今日紹介するのはワークライフミックス産業に関するトークセッションです。もはや何も産業ではなく、ワークライフバランスをお題にみんなで対談しましょう、とい企画ですね。とても面白かったです。

ワークとライフをミックスしよう

仕事と生活のバランスを取ろうという話はキーノートでもありました。生活を充実させると、その経験が仕事にも活きてきて好循環を生むよね、という話でした。そこからさらに発展すると、単に仕事と生活のバランスを取るだけでなく、もはや両者が融合して境界が分からなくなる、ミックスされた状態になります。そこで、仕事と生活の融合度合いに応じて以下の3つに分けました。

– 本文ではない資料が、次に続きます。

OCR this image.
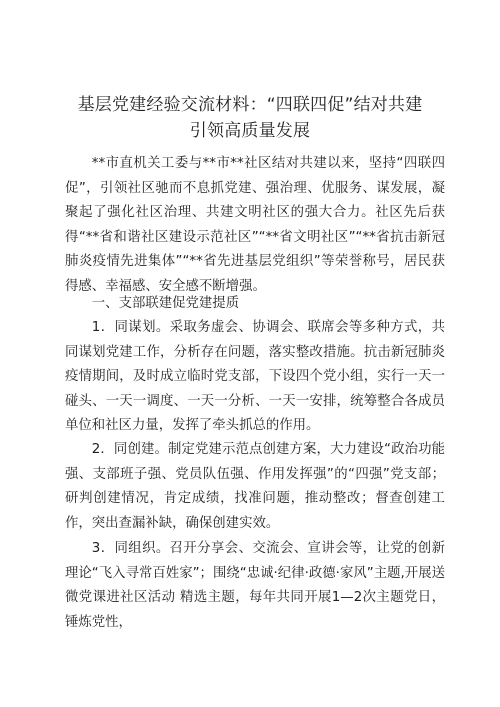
基层党建经验交流材料：“四联四促”结对共建
引领高质量发展

**市直机关工委与**市**社区结对共建以来，坚持“四联四促”，引领社区驰而不息抓党建、强治理、优服务、谋发展，凝聚起了强化社区治理、共建文明社区的强大合力。社区先后获得“**省和谐社区建设示范社区”“**省文明社区”“**省抗击新冠肺炎疫情先进集体”“**省先进基层党组织”等荣誉称号，居民获得感、幸福感、安全感不断增强。

一、支部联建促党建提质

1．同谋划。采取务虚会、协调会、联席会等多种方式，共同谋划党建工作，分析存在问题，落实整改措施。抗击新冠肺炎疫情期间，及时成立临时党支部，下设四个党小组，实行一天一碰头、一天一调度、一天一分析、一天一安排，统筹整合各成员单位和社区力量，发挥了牵头抓总的作用。

2．同创建。制定党建示范点创建方案，大力建设“政治功能强、支部班子强、党员队伍强、作用发挥强”的“四强”党支部；研判创建情况，肯定成绩，找准问题，推动整改；督查创建工作，突出查漏补缺，确保创建实效。

3．同组织。召开分享会、交流会、宣讲会等，让党的创新理论“飞入寻常百姓家”；围绕“忠诚·纪律·政德·家风”主题,开展送微党课进社区活动 精选主题，每年共同开展1—2次主题党日，锤炼党性，
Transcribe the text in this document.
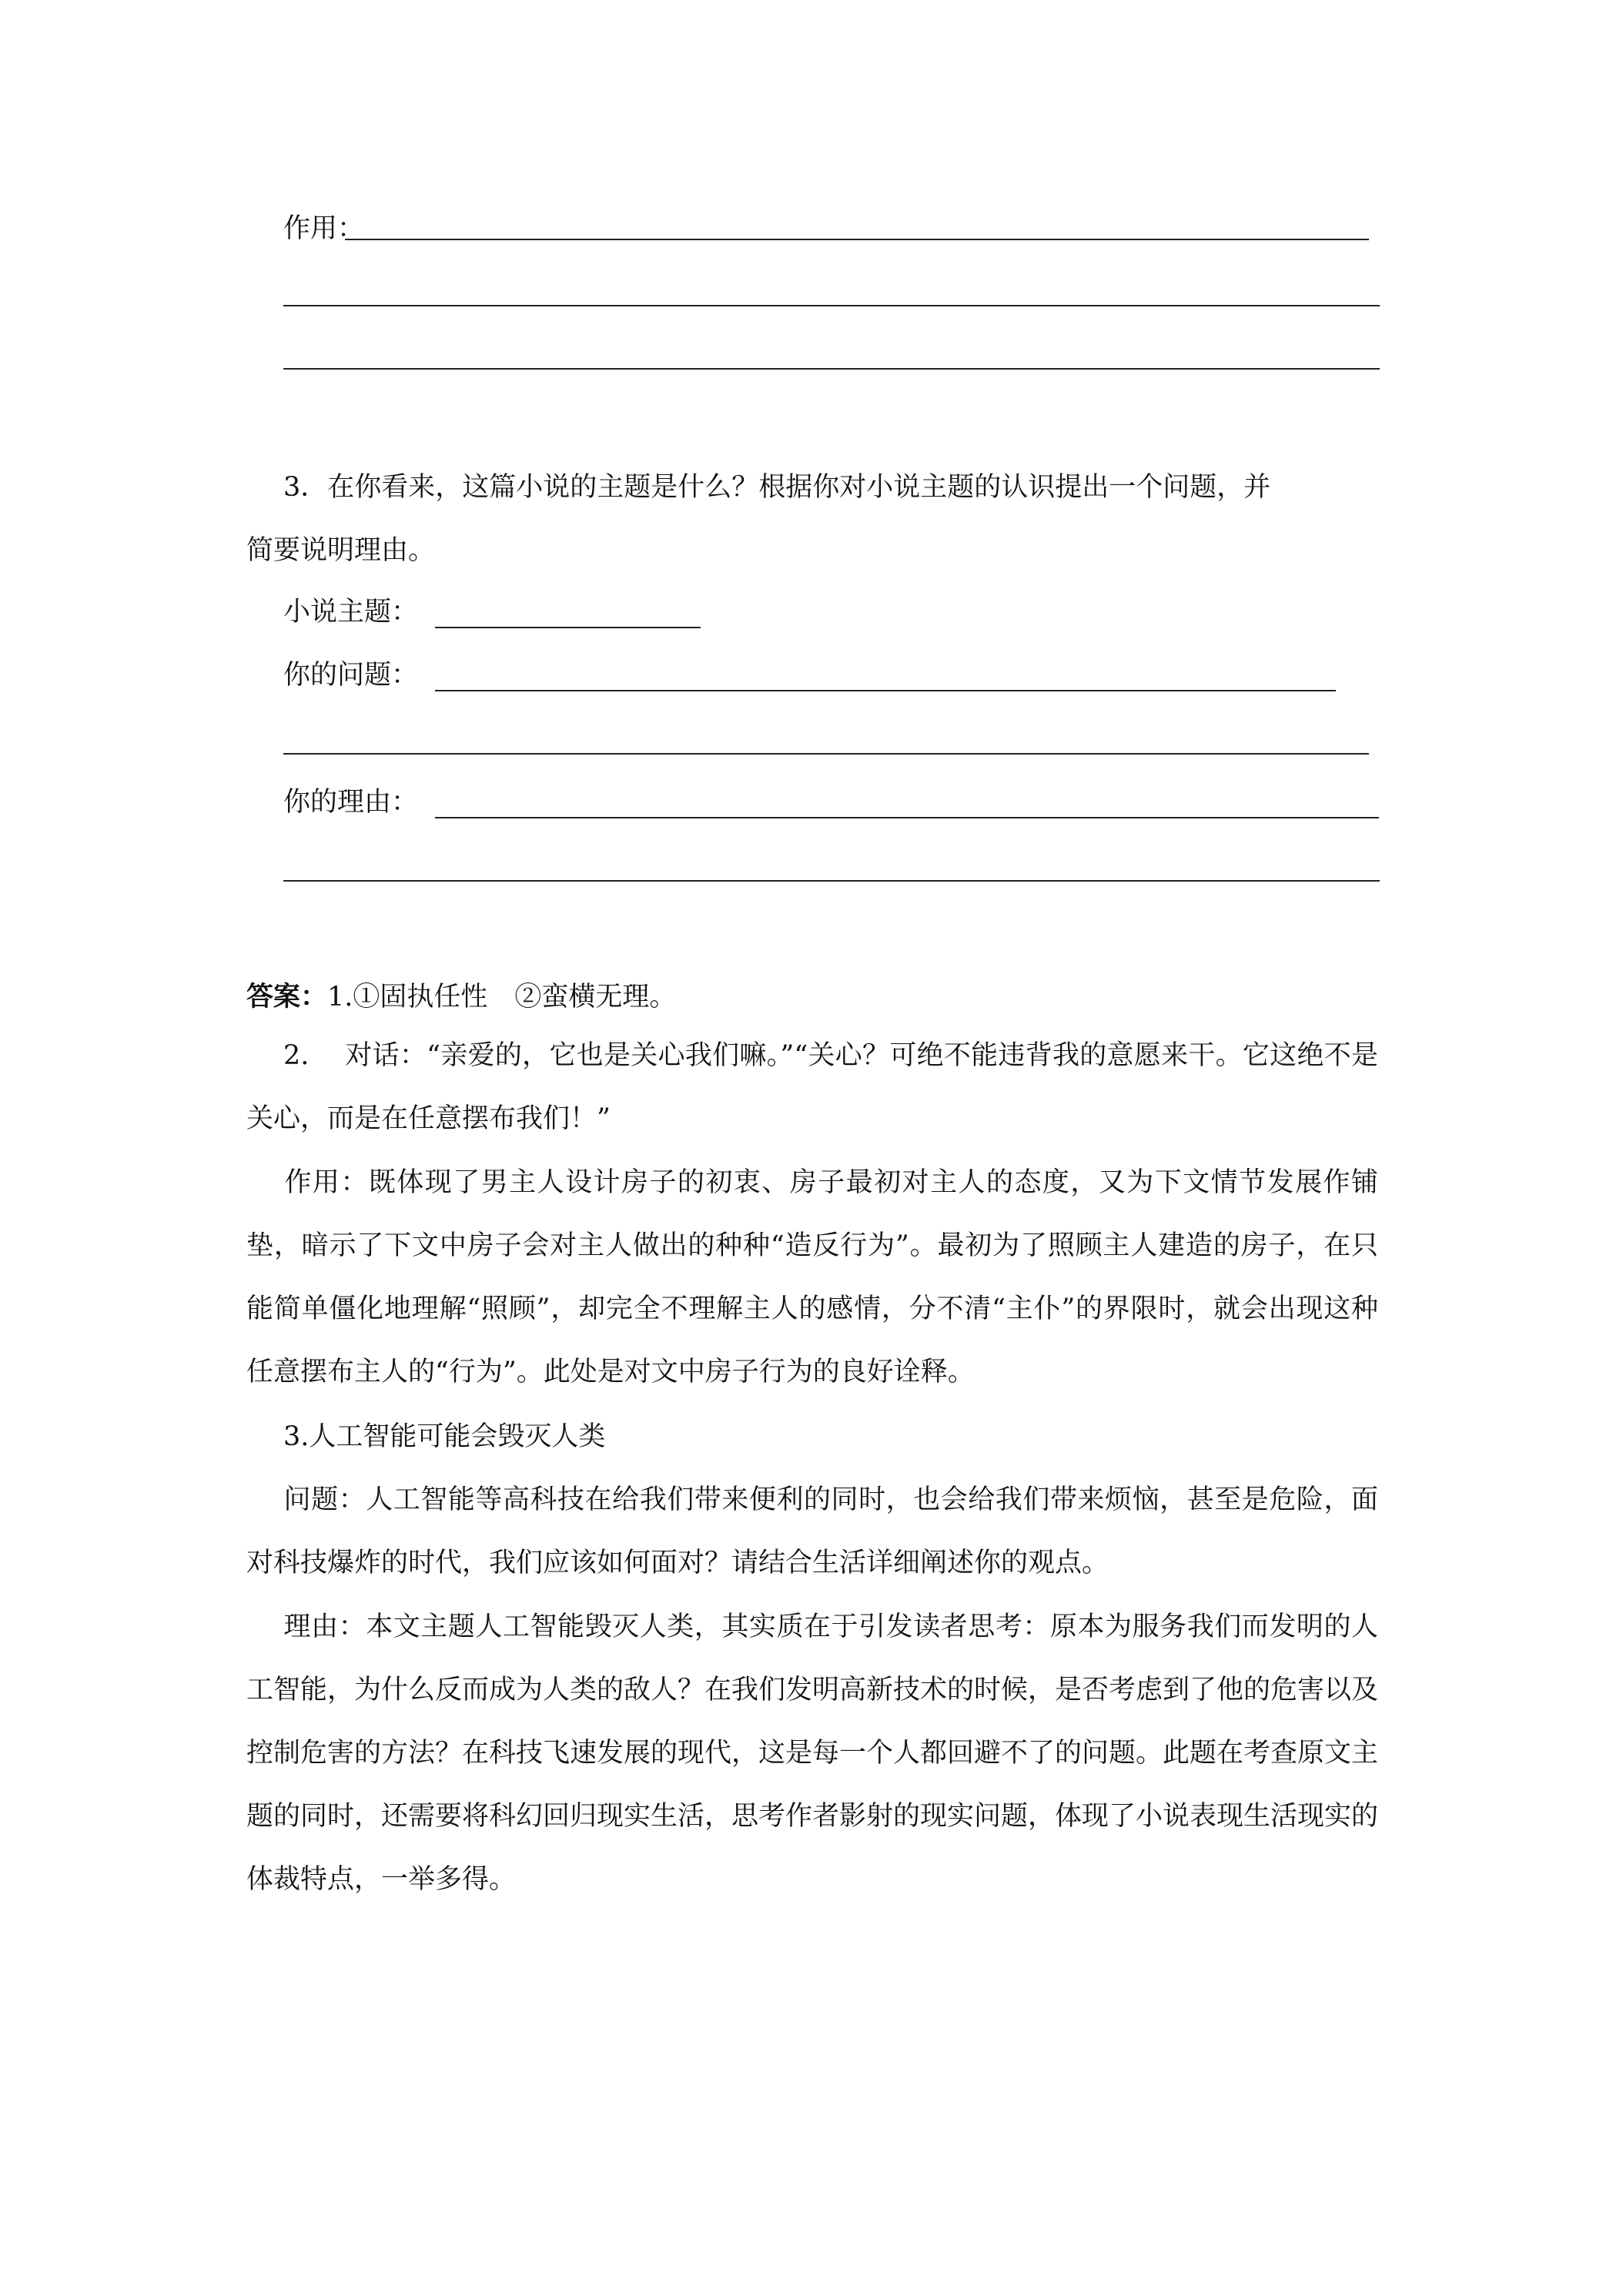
作用：
3．在你看来，这篇小说的主题是什么？根据你对小说主题的认识提出一个问题，并
简要说明理由。
小说主题：
你的问题：
你的理由：
答案：1.①固执任性　②蛮横无理。
2.　 对话：“亲爱的，它也是关心我们嘛。”“关心？可绝不能违背我的意愿来干。它这绝不是关心，而是在任意摆布我们！”
作用：既体现了男主人设计房子的初衷、房子最初对主人的态度，又为下文情节发展作铺垫，暗示了下文中房子会对主人做出的种种“造反行为”。最初为了照顾主人建造的房子，在只能简单僵化地理解“照顾”，却完全不理解主人的感情，分不清“主仆”的界限时，就会出现这种任意摆布主人的“行为”。此处是对文中房子行为的良好诠释。
3.人工智能可能会毁灭人类
问题：人工智能等高科技在给我们带来便利的同时，也会给我们带来烦恼，甚至是危险，面对科技爆炸的时代，我们应该如何面对？请结合生活详细阐述你的观点。
理由：本文主题人工智能毁灭人类，其实质在于引发读者思考：原本为服务我们而发明的人工智能，为什么反而成为人类的敌人？在我们发明高新技术的时候，是否考虑到了他的危害以及控制危害的方法？在科技飞速发展的现代，这是每一个人都回避不了的问题。此题在考查原文主题的同时，还需要将科幻回归现实生活，思考作者影射的现实问题，体现了小说表现生活现实的体裁特点，一举多得。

①ライスワーク:食事、生活のためにする仕事、義務的な、やらなければいけない仕事
②ライクワーク:好きなこと、やりたいことを仕事にする
③ライフワーク:仕事が人生の一部となって、やるべきこととして取り組んでいる状態

さて、あなたの今の仕事は①~③のどのステージですか? あなたがいま大切にしたいライフってなんですか? というのが、このセッションにおける問いです。

好きを仕事にするべきか

ワークライフミックスなんて、そんな働き方はごく一部の限られた人にしかできないんじゃないか、と思う人も多いです。好きなことを仕事にするなんて幻想だ、嫌なことを引き受けるからお給料をもらえるんだ、という考え方は根強くあります。

逆に、先行き不透明ないまの時代、好きを仕事にしないと変化に対応できなくなる、好きじゃないことを仕事にしても耐えられない、効率が出ないからダメだという風潮もあります。

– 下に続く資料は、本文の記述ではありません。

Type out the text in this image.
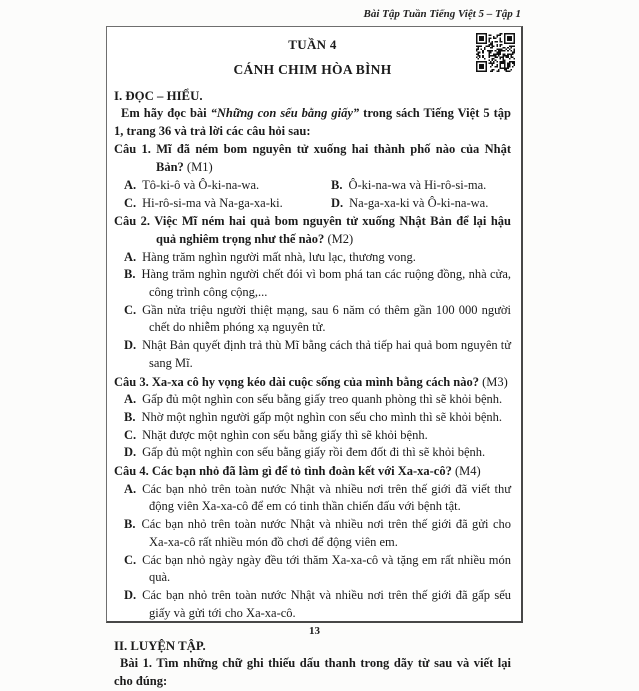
Bài Tập Tuần Tiếng Việt 5 – Tập 1
TUẦN 4
CÁNH CHIM HÒA BÌNH
I. ĐỌC – HIỂU.

Em hãy đọc bài “Những con sếu bằng giấy” trong sách Tiếng Việt 5 tập 1, trang 36 và trả lời các câu hỏi sau:

Câu 1. Mĩ đã ném bom nguyên tử xuống hai thành phố nào của Nhật Bản? (M1)

A. Tô-ki-ô và Ô-ki-na-wa.	B. Ô-ki-na-wa và Hi-rô-si-ma.

C. Hi-rô-si-ma và Na-ga-xa-ki.	D. Na-ga-xa-ki và Ô-ki-na-wa.

Câu 2. Việc Mĩ ném hai quả bom nguyên tử xuống Nhật Bản để lại hậu quả nghiêm trọng như thế nào? (M2)

A. Hàng trăm nghìn người mất nhà, lưu lạc, thương vong.

B. Hàng trăm nghìn người chết đói vì bom phá tan các ruộng đồng, nhà cửa, công trình công cộng,...

C. Gần nửa triệu người thiệt mạng, sau 6 năm có thêm gần 100 000 người chết do nhiễm phóng xạ nguyên tử.

D. Nhật Bản quyết định trả thù Mĩ bằng cách thả tiếp hai quả bom nguyên tử sang Mĩ.

Câu 3. Xa-xa cô hy vọng kéo dài cuộc sống của mình bằng cách nào? (M3)

A. Gấp đủ một nghìn con sếu bằng giấy treo quanh phòng thì sẽ khỏi bệnh.

B. Nhờ một nghìn người gấp một nghìn con sếu cho mình thì sẽ khỏi bệnh.

C. Nhặt được một nghìn con sếu bằng giấy thì sẽ khỏi bệnh.

D. Gấp đủ một nghìn con sếu bằng giấy rồi đem đốt đi thì sẽ khỏi bệnh.

Câu 4. Các bạn nhỏ đã làm gì để tỏ tình đoàn kết với Xa-xa-cô? (M4)

A. Các bạn nhỏ trên toàn nước Nhật và nhiều nơi trên thế giới đã viết thư động viên Xa-xa-cô để em có tinh thần chiến đấu với bệnh tật.

B. Các bạn nhỏ trên toàn nước Nhật và nhiều nơi trên thế giới đã gửi cho Xa-xa-cô rất nhiều món đồ chơi để động viên em.

C. Các bạn nhỏ ngày ngày đều tới thăm Xa-xa-cô và tặng em rất nhiều món quà.

D. Các bạn nhỏ trên toàn nước Nhật và nhiều nơi trên thế giới đã gấp sếu giấy và gửi tới cho Xa-xa-cô.

II. LUYỆN TẬP.

Bài 1. Tìm những chữ ghi thiếu dấu thanh trong dãy từ sau và viết lại cho đúng:

13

これらは別にどれが正解という話ではなく、自分にあった働き方を選べばいいのだと思います。それは言い換えると、あなたは自分のライフの中に混ぜてもいいワークをしていますか、という問いになります。主体的にライフの中にワークを混ぜ込んでいるのであれば、それは好きなことでも大変なことでも、自分にあった良い生き方といえるのではないでしょうか。

好きな場所で働けるか

仕事においてもう一つ重要な要素は場所です。好きな場所で働くアドレスホッパーみたいなのも、フリーランスの人しかできないんじゃないか、と思われていますが、そんなことありません。たとえばLivingAnywhere Commonsというサービスでは、全国各地の好きな拠点を自由に利用・滞在できて月額27500円。

Otellでは平日ホテルワークが4泊5日で19800円~。

もはや定住に縛られる必要のない時代が来ています。むしろ、自分が移動したい、変化したいと思ったときに住宅ローンを35年抱えているなど縛られる要因を持っている方がリスクとも考えられます。

自由に選べる時代、選ばないといけない時代

今は、仕事内容も、働く場所も、自由に選べる時代になってきました。便利な都会もいい、自然の豊かな地方もいい、その間で自分の好きなグラデーションを選ぶことができます。でも、逆に自分で選ばなきゃいけないともいえます。自分で決めなくても安定した将来を約束してくれる定められたレールがなくなって、自分の幸せのためには自分で考えて自分にあったものを選ばないといけません。

たとえば、最初は営業としてバリバリ働くことが生きがいだった方。目標を達成して、仲間と飲み会してモチベーション上げて、どんどん成功していく体育会系の働き方がいいと思っていた。でも、あるとき全然違う業種の人と一緒に仕事をして、営業の成功なんて井の中の蛙だと気付いた。外の人と仕事をするのはとても面白いし、作りたい社会が意外と実現できるんだと気付いたそうです。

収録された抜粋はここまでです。